E ciò malgrado le regioni abbiano a disposizione, grazie a una legge approvata nel 2012, un fondo da 180 milioni di euro per le opere strutturali e 55 milioni all’anno per la spesa corrente. Per questo rimangono in funzione strutture fatiscenti che, come Barcellona Pozzo di Gotto, dipendono dal ministero di Giustizia, e nelle quali sono recluse persone incapaci di intendere e di volere che hanno compiuto reati per cui non vengono mandati in carcere, bensì in centri che dovrebbero essere riabilitativi ma in realtà sono veri e propri lager fetidi e degradati. Gli internati non ricevono cure adeguate e non hanno accesso a un ambiente ospedaliero: non guariscono e si trasformano lentamente in prigionieri a vita. «Nel reparto di contenzione a Barcellona Pozzo di Gotto in una stanza angusta c’erano tre letti di contenzione, di cui uno di ferro arrugginito con un buco al centro per il passaggio di feci e urine - spiega Marino -. Lì ho visto un paziente legato mani e piedi con le garze, immobilizzato a letto da cinque giorni».

Ad Aversa «gli internati tenevano dentro i bagni alla turca le bottiglie d’acqua per raffreddarle d’estate non avendo i frigoriferi». Sempre ad Aversa materassi intrisi di feci e ambienti maleodoranti dove un ospite imprigionato in un bugigattolo senza luce domanda a Marino: «Per i cavalli c’è una legge che punisce chi li rinchiude in pochi metri, perché non c’è per gli uomini?». Di proroga in proroga i «dimenticati dal mondo» stanno lì anche 30-35 anni, in ex caserme inaugurate negli anni Trenta dal guardasigillli del regime, Alfredo Rocco. Ogni sei mesi con il «copia e incolla» nei loro documenti vengono confermate le ragioni giuridiche per trattenerli negli ospedali psichiatrici giudiziari. «Ho letto centinaia di motivazioni, sono tutte uguali”, assicura Marino. E così a Barcellona Pozzo di Gotto un incensurato di Catania è recluso dal 1992 per aver rubato 7mila lire in un bar: «Attraverso la giacca ho fatto il gesto della rapina, come se avessi in mano la pistola, i miei amici li hanno lasciati uscire con la condizionale, a me hanno dato l’infermità mentale e sono qui da 22 anni».

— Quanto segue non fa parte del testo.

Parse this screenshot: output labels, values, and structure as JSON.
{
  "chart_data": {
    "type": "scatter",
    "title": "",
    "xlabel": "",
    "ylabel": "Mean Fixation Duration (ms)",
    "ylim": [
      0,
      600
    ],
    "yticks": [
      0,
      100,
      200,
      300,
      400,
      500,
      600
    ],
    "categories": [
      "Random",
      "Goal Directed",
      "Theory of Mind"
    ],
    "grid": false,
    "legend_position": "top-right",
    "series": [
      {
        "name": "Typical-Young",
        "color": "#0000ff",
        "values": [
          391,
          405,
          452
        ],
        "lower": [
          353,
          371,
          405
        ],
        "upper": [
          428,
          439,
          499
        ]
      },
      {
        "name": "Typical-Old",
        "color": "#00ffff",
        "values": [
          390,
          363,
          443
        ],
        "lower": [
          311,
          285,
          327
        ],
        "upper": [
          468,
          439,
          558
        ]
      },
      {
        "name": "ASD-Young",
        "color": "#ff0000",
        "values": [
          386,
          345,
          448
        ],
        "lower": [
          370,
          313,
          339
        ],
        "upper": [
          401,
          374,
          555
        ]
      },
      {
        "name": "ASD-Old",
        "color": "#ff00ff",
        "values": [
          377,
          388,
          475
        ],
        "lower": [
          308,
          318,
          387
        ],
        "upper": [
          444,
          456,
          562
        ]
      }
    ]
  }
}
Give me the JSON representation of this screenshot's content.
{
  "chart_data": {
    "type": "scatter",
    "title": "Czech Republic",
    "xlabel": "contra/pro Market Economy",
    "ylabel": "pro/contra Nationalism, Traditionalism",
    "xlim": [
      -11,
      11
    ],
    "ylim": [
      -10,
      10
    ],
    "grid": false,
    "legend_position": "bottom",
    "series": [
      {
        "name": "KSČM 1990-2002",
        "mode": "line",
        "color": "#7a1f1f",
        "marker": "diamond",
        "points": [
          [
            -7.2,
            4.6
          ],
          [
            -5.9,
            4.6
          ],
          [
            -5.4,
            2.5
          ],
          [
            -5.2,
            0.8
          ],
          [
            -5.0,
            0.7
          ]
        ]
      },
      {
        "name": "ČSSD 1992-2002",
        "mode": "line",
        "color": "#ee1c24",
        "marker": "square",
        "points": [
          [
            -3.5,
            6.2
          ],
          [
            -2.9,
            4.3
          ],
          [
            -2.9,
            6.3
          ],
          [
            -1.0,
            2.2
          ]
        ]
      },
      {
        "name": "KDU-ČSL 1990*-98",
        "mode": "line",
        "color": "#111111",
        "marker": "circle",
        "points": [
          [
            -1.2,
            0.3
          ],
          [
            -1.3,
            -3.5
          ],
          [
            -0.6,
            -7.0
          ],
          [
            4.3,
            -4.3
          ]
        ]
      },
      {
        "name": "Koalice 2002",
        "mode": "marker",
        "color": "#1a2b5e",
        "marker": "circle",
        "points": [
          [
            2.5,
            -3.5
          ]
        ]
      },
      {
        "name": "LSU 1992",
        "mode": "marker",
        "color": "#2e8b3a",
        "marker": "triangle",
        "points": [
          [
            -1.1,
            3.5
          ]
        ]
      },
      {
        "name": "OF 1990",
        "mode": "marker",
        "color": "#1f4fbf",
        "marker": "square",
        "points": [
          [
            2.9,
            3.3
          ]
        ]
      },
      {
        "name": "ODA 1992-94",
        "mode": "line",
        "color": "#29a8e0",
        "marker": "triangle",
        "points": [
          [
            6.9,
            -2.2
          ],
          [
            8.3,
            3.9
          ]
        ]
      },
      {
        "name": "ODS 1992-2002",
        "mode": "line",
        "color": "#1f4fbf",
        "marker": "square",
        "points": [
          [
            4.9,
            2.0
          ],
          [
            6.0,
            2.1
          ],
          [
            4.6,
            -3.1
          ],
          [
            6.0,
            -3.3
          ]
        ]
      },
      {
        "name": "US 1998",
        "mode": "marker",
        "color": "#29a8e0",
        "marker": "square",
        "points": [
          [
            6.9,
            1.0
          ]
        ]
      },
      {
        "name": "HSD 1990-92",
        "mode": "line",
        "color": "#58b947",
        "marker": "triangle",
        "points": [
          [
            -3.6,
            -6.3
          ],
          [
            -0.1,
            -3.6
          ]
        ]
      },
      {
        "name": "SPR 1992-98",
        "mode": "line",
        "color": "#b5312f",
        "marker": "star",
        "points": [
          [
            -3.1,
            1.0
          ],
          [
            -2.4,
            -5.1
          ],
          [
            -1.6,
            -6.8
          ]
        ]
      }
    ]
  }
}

Un «autentico orrore indegno di un paese appena civile»: così il presidente della Repubblica, Giorgio Napolitano, definiva queste strutture nel discorso di fine anno del 2012. Lo scorso aprile, il capo dello Stato ha espresso nuovamente «rammarico» per aver dovuto firmare il decreto che prevede lo slittamento della chiusura dei sei Opg attivi a livello nazionale dal 2014, come previsto dalla legge, al 2015. E anche due sentenze della Consulta hanno stabilito che è «necessario» superare gli Opg. Per sempre.